2. Pray for North Korea
In a country so self-isolated it’s been called “the hermit kingdom,” Christians face severe persecution for practicing their faith.
It hasn’t always been this way. In the early 20th century, missionaries established a school, a seminary, and churches during three decades of Christian growth. After World War II, a new dictator demanded cult-like allegiance and punished other forms of devotion, sometimes severely. That practice continues today, and human rights conditions for most of the population remain dismal.
That means believers often meet in secret, even in groups of two or three. Defectors from North Korea have described imprisonment or death for Christians who have been caught practicing their faith.
Pray that God will protect North Korean Christians meeting in secret, and that he will bless the efforts of outsiders trying to reach the population through radio programs and other covert means of communication. Pray for light to shine in the darkness.
3. Pray for Somalia
This east African nation of 16 million people has been in the news this year for terrorist bombings, protracted war, and now fears of famine during the country’s worst drought in 40 years. As many as two-thirds of children and pregnant women arriving in displacement camps are acutely malnourished and many have died. Pray for God’s mercy and help to a population facing severe physical needs and ongoing violence.
A spiritual famine afflicts Somalia as well. Out of the estimated 0.3% of the population who are Christians, many are people from other countries. Indigenous Christians face severe persecution and threats for converting to Christianity from Islam.
Pray for protection for Christians in danger, and for their perseverance in the faith. Pray also for more Somalis to hear and embrace the gospel of Jesus Christ.
4. Pray for Libya
Islam is the state religion in this north African country of 6.9 million. After the downfall of dictator Muammar Qaddafi in 2011, the country descended into civil war. A 2020 ceasefire brought some hope for an easing of hostilities, but the country continues to face uncertainty.
Christians in Libya have faced persecution and martyrdom for their faith. According to Open Doors: “When a person in Libya leaves Islam to follow Christ, they face immense pressure from their families to renounce their faith. Their neighbors and the rest of the community ostracizes them, and they can be left homeless, jobless and alone.” The report adds: “Targeted kidnappings and executions are always a possibility for believers. To be a ‘safe’ Christian in Libya is to live a secret life of faith.”
Pray for protection, growth, and grace for Libyans living a secret life of faith. Pray also for God’s help for Christian migrant workers who arrive in Libya seeking jobs or passage to other countries.
5. Pray for Yemen
Though Yemen doesn’t pop up in news feeds as much as other countries, the small country on the Arabian peninsula is home to one of the largest humanitarian crises in the world. After years of war, one relief agency estimates that 80% of Yemen’s population needs some form of emergency aid.

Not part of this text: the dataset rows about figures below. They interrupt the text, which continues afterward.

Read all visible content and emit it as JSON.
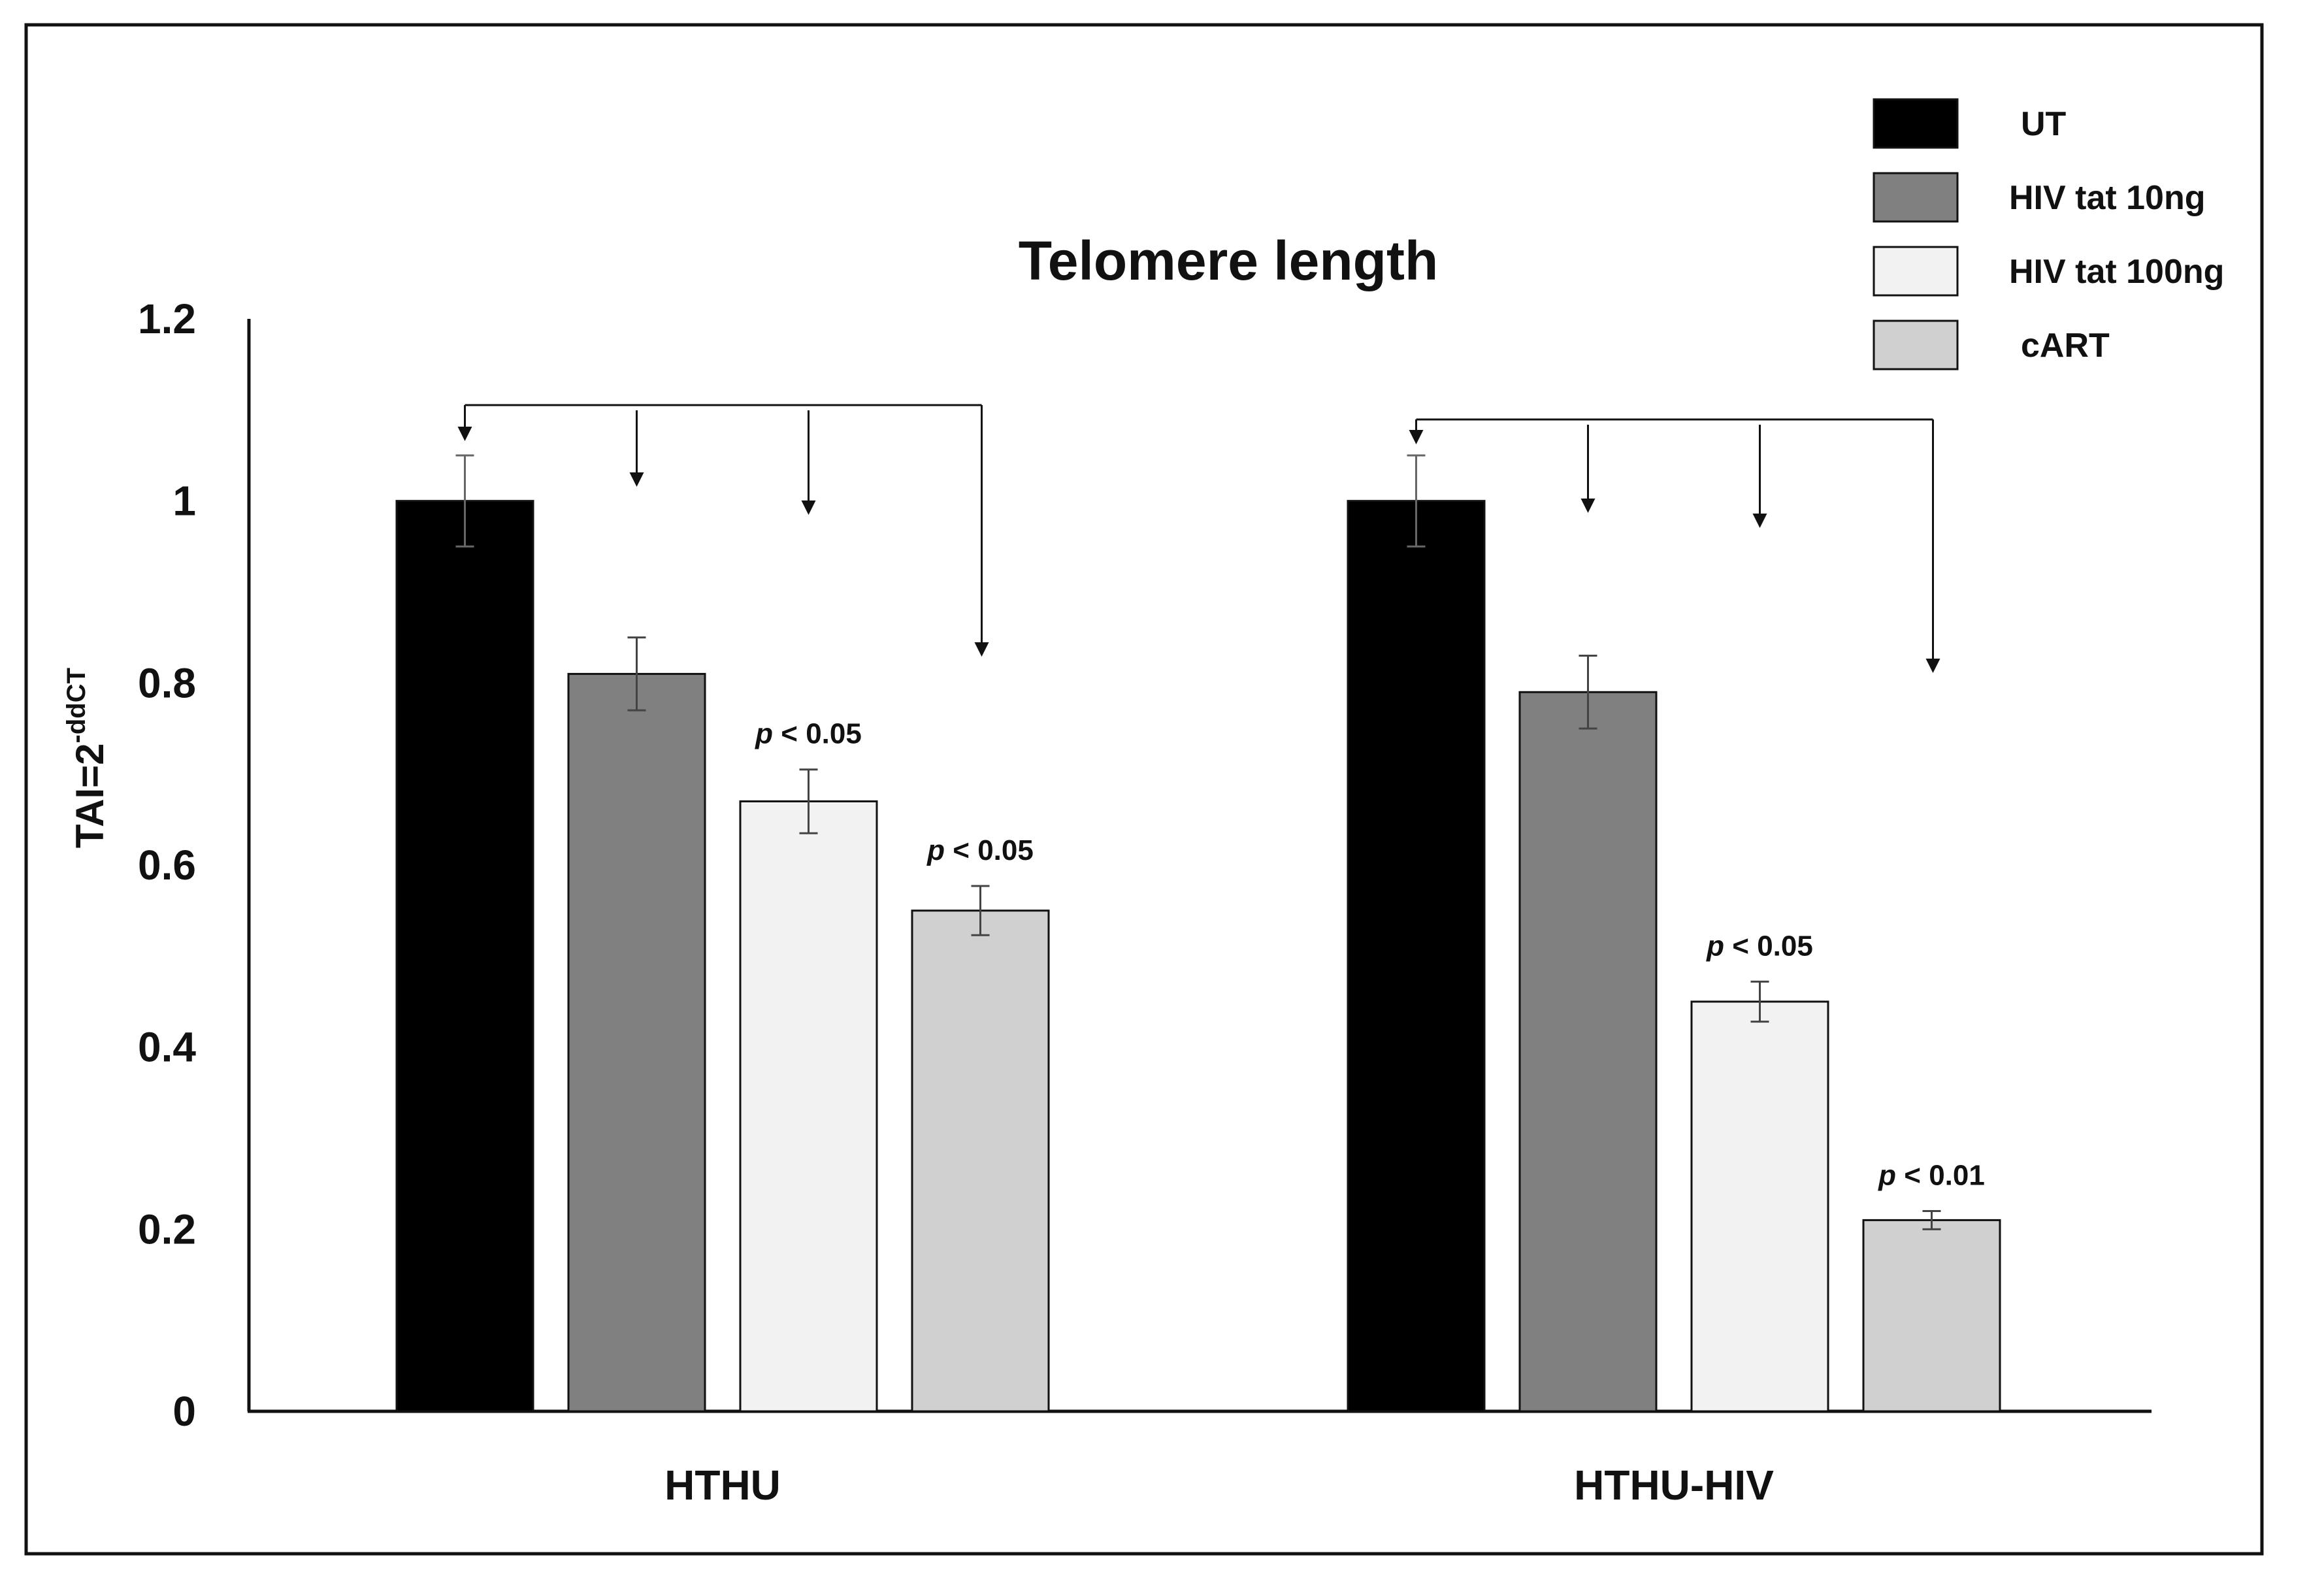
{
  "chart_data": {
    "type": "bar",
    "title": "Telomere length",
    "ylabel": {
      "base": "TAI=2",
      "superscript": "-ddCT"
    },
    "xlabel": "",
    "ylim": [
      0,
      1.2
    ],
    "yticks": [
      {
        "value": 0,
        "label": "0"
      },
      {
        "value": 0.2,
        "label": "0.2"
      },
      {
        "value": 0.4,
        "label": "0.4"
      },
      {
        "value": 0.6,
        "label": "0.6"
      },
      {
        "value": 0.8,
        "label": "0.8"
      },
      {
        "value": 1.0,
        "label": "1"
      },
      {
        "value": 1.2,
        "label": "1.2"
      }
    ],
    "categories": [
      "HTHU",
      "HTHU-HIV"
    ],
    "series": [
      {
        "name": "UT",
        "color": "#000000",
        "values": [
          1.0,
          1.0
        ],
        "errors": [
          0.05,
          0.05
        ]
      },
      {
        "name": "HIV tat 10ng",
        "color": "#808080",
        "values": [
          0.81,
          0.79
        ],
        "errors": [
          0.04,
          0.04
        ]
      },
      {
        "name": "HIV tat 100ng",
        "color": "#f2f2f2",
        "values": [
          0.67,
          0.45
        ],
        "errors": [
          0.035,
          0.022
        ]
      },
      {
        "name": "cART",
        "color": "#d0d0d0",
        "values": [
          0.55,
          0.21
        ],
        "errors": [
          0.027,
          0.01
        ]
      }
    ],
    "annotations": [
      {
        "category": 0,
        "series": 2,
        "p": "p",
        "text": " < 0.05"
      },
      {
        "category": 0,
        "series": 3,
        "p": "p",
        "text": " < 0.05"
      },
      {
        "category": 1,
        "series": 2,
        "p": "p",
        "text": " < 0.05"
      },
      {
        "category": 1,
        "series": 3,
        "p": "p",
        "text": " < 0.01"
      }
    ],
    "comparison_brackets": [
      {
        "category": 0,
        "from_series": 0,
        "to_series": [
          0,
          1,
          2,
          3
        ]
      },
      {
        "category": 1,
        "from_series": 0,
        "to_series": [
          0,
          1,
          2,
          3
        ]
      }
    ],
    "legend_position": "top-right"
  }
}
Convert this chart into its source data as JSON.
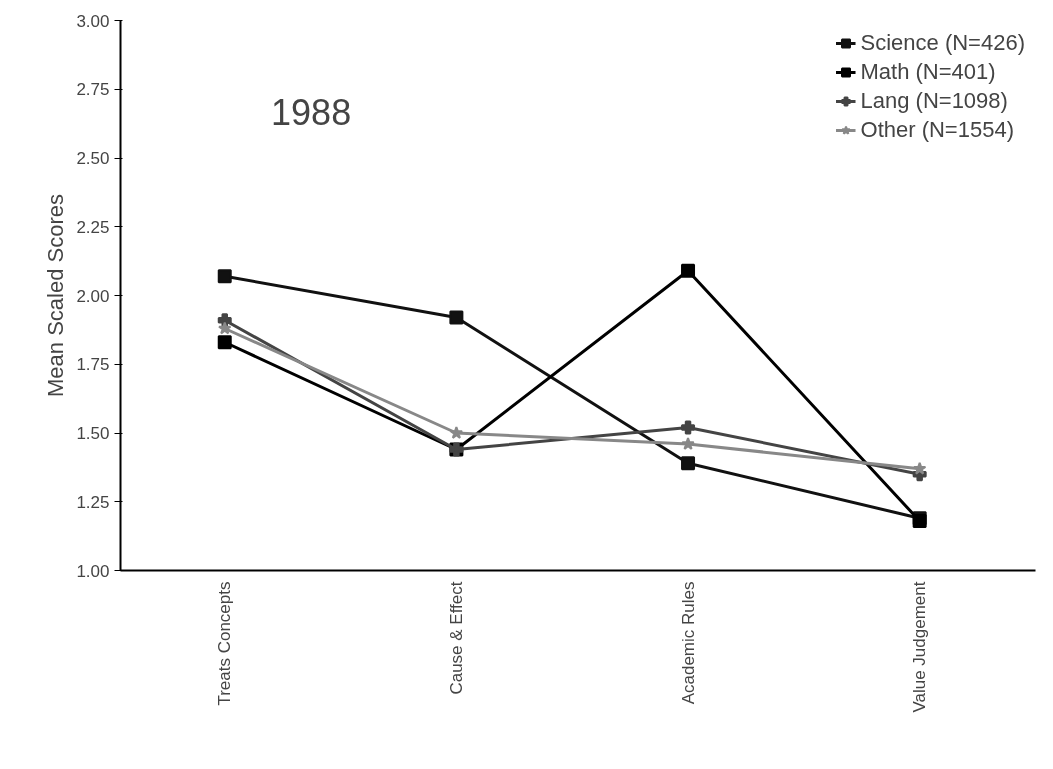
{
  "chart_data": {
    "type": "line",
    "title": "1988",
    "ylabel": "Mean Scaled Scores",
    "categories": [
      "Treats Concepts",
      "Cause & Effect",
      "Academic Rules",
      "Value Judgement"
    ],
    "ylim": [
      1.0,
      3.0
    ],
    "yticks": [
      {
        "value": 1,
        "label": "1.00"
      },
      {
        "value": 1.25,
        "label": "1.25"
      },
      {
        "value": 1.5,
        "label": "1.50"
      },
      {
        "value": 1.75,
        "label": "1.75"
      },
      {
        "value": 2,
        "label": "2.00"
      },
      {
        "value": 2.25,
        "label": "2.25"
      },
      {
        "value": 2.5,
        "label": "2.50"
      },
      {
        "value": 2.75,
        "label": "2.75"
      },
      {
        "value": 3,
        "label": "3.00"
      }
    ],
    "series": [
      {
        "name": "Science (N=426)",
        "color": "#111111",
        "marker": "square",
        "values": [
          2.07,
          1.92,
          1.39,
          1.19
        ]
      },
      {
        "name": "Math (N=401)",
        "color": "#000000",
        "marker": "square",
        "values": [
          1.83,
          1.44,
          2.09,
          1.18
        ]
      },
      {
        "name": "Lang (N=1098)",
        "color": "#444444",
        "marker": "cross",
        "values": [
          1.91,
          1.44,
          1.52,
          1.35
        ]
      },
      {
        "name": "Other (N=1554)",
        "color": "#888888",
        "marker": "star",
        "values": [
          1.88,
          1.5,
          1.46,
          1.37
        ]
      }
    ],
    "grid": false,
    "legend": "top right"
  }
}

A Christian worker in the region told Radical that a few thousand Christians live in the country of 30 million. Much of the church’s growth has happened over the last decade, but many key leaders have left Yemen because of the ongoing civil war. With little access to good teaching, many Yemeni Christians lack biblical community, and those who do attend churches face arrest and imprisonment if discovered by authorities.
Pray for discipleship resources to reach new believers. Pray for leadership training, and for trained church leaders to remain safe. Pray for Yemeni people to have work to provide for their families and to preserve their dignity.
“While being a Christian is very dangerous in Yemen,” says the Christian worker from the region, “most believers are undiscipled and are taking great risks for a faith they still know very little about.
We join in hopeful prayer and praise, for whether it’s by a mustard seed or by millions, Christ’s kingdom is still growing in some of the hardest places.